This four track album clocks in at some 45-minutes which gives you an idea of the length of each song. Kongh create cosmic landscapes of harsh terrain but without depressing the listener like so many so-called doom bands do. Where Kongh differ is in the grating chords, which at times touch on black metal style coldness, while vocalist David Johansson’s tortured warble is also effective amidst the chilly yet bludgeoning riffs.
Sole Creation (is that Bigfoot or Guy The Gorilla on the cover?!) is Kongh’s third opus, and without doubt their best musical journey. Album opener is the ten-minute title track which rumbles with a militant style drum and bleak chord before that killer, and very much European sounding groove kicks in. From here on it’s all very much crash, bang and wallop as the Swedish trio move with the grace of a concrete slug across the snow white wastes.
Vocally, Johansson mixes a black metal-style snarl with a strained doomy wail. All the while the guitars, which are at their busiest on this track, melt together doomy sludge and a more uptempo yet equally harsh chug.
Second track, the 11-minute ‘Tamed Brute’, is equally grey yet endearingly sonic with its pummeling drums and depressive riff. Thankfully, Kongh don’t opt for the unbearable slo-mo style of sludge. Instead, this occupies the same crushing corner as Warhorse and Burning Witch, with elements of Winter in its darkness.
Drummer Tomas Salonen is very much the vital cog of this cumbersome machine. His cymbals assault the eardrums, and the nine minute ‘The Portals’ provides no respite from the battering ram. The track, like ‘Tamed Brute’, begins as mere grim mood music, a barbed wire guitar screech that slowly blends in to the weighty drum rattle. ‘The Portals’ is probably the most lumbering track of the album, although Johansson’s epic drool does provide us with further austere insights into a sound which reminds me of Cathedral’s Forest Of Equilibrium (1991).

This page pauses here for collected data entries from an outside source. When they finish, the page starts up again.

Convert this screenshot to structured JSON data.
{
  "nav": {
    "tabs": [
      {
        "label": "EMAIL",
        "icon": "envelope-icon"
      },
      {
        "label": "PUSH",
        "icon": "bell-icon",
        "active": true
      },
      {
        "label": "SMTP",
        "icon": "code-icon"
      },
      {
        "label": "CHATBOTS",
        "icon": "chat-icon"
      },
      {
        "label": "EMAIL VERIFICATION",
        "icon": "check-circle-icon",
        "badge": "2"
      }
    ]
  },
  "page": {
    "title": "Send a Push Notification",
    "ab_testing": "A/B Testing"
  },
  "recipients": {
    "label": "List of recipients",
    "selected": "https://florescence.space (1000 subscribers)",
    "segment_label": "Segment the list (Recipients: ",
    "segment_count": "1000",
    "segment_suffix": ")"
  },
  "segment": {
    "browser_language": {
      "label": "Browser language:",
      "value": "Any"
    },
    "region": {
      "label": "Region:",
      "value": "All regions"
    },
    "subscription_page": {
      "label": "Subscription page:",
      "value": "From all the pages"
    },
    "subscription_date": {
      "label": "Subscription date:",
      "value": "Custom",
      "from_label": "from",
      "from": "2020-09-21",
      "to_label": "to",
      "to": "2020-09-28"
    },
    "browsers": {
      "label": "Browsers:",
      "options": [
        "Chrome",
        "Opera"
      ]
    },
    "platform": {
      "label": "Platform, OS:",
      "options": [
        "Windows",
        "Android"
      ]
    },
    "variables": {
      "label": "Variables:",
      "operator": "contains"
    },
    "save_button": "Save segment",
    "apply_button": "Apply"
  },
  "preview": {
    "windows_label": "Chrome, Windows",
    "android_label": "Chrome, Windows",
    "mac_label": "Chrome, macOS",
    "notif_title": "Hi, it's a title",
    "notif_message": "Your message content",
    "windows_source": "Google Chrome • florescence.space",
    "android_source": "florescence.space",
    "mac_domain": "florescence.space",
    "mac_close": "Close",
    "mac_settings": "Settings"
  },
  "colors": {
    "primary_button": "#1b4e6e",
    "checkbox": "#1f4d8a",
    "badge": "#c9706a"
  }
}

The album is brought to a close with the tip-toe eeriness of ‘Skymning’, which is relatively serene in its introduction in comparison to the previous trio of tracks. Johansson’s vocal style is more of a yawn this time, only accompanied – for the initial six minutes or so – by the tinkle of stark guitar, before another grey solemn riff washes over us. For all of its entire 14-minutes the track doesn’t really go anywhere, and certainly never raises its pace; it is a sprawling mass of gloomy guitars and morose drums that fades with the morning light.
Kongh certainly will not appeal to those music fans who seek chirpy inspiration. Instead, this is very much for the doom metal brigade who reveal in quicksand grooves and grey matter. The album art is very much reflective of the lonely beast that resides within, Kongh existing as some gargantuan relic that has no interest in daylight or companionship.